Vancouver’s new mayor is promising to set a tone of co-operation despite his party holding a strong majority on council. Mayor Ken Sim and the city’s new council were sworn in at an inauguration ceremony where the mayor called for help from the federal and provincial governments to address the opioid crisis. Sim is making history as the city’s first Chinese Canadian mayor after beating incumbent Kennedy Stewart in the October election. The ABC Vancouver slate was elected on promises to tackle housing affordability by speeding up the permitting process and hiring 100 more police officers and 100 more mental health nurses to address public safety concerns.

Police in New Westminster are investigating what appears to be an unprovoked pepper-spray assault on an elderly man. A witness says the assault happened on Saturday, adding that they called the police and then provided help to the man. Police say the suspect got away, but they’re looking for a Caucasian man, around 40 years old, with a medium build, who walks with a hunch. Sergeant Justine Thom says they believe the suspect and the victim aren’t known to each other and they’re hoping other witnesses will come forward.

The Health Employers Association of B-C has reached a tentative contract agreement with the union representing 14-hundred medical school graduates working to become family or specialist physicians.
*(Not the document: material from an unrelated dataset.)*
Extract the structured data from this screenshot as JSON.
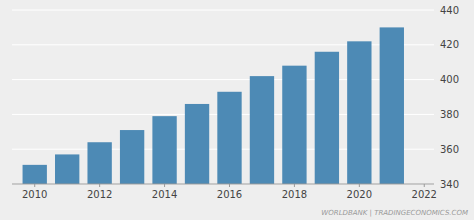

Details of the agreement with the Resident Doctors of B-C union are not being released until it has been ratified by both sides. A government statement says the contract follows the conditions of the province’s shared recovery mandate. The mandate promises a salary increase of 25 cents per hour plus 3.24 per cent in the first year, a 5.5 per cent salary bump in year two and a two per cent increase in year three.

BC Transit in Victoria, B-C Ferries and TransLink are all offering free fares for veterans on Remembrance Day. Scheduled routes and handyDART services in the Victoria Regional Transit System will be free for all riders in uniform, active, retired and cadets, as well as those with Army, Navy or Air Force Association cards TransLink will offer free transit on all services to veterans and members of the Canadian Armed Forces, police and fire departments, Canadian Coast Guard or BC Ambulance Service who present their badge, military I-D, Veteran’s Service Card or travel in uniform. BC Ferries is offering free fares for customers presenting official Canadian military identification or travelling in uniform.

The Victoria police are looking for potential witnesses and video of a stabbing incident involving two people. Police say officers found the pair early Sunday morning in the city’s downtown. Their injuries are considered non-life-threatening. Investigators believe that there may be video of the incident as well as people who saw it but have not come forward.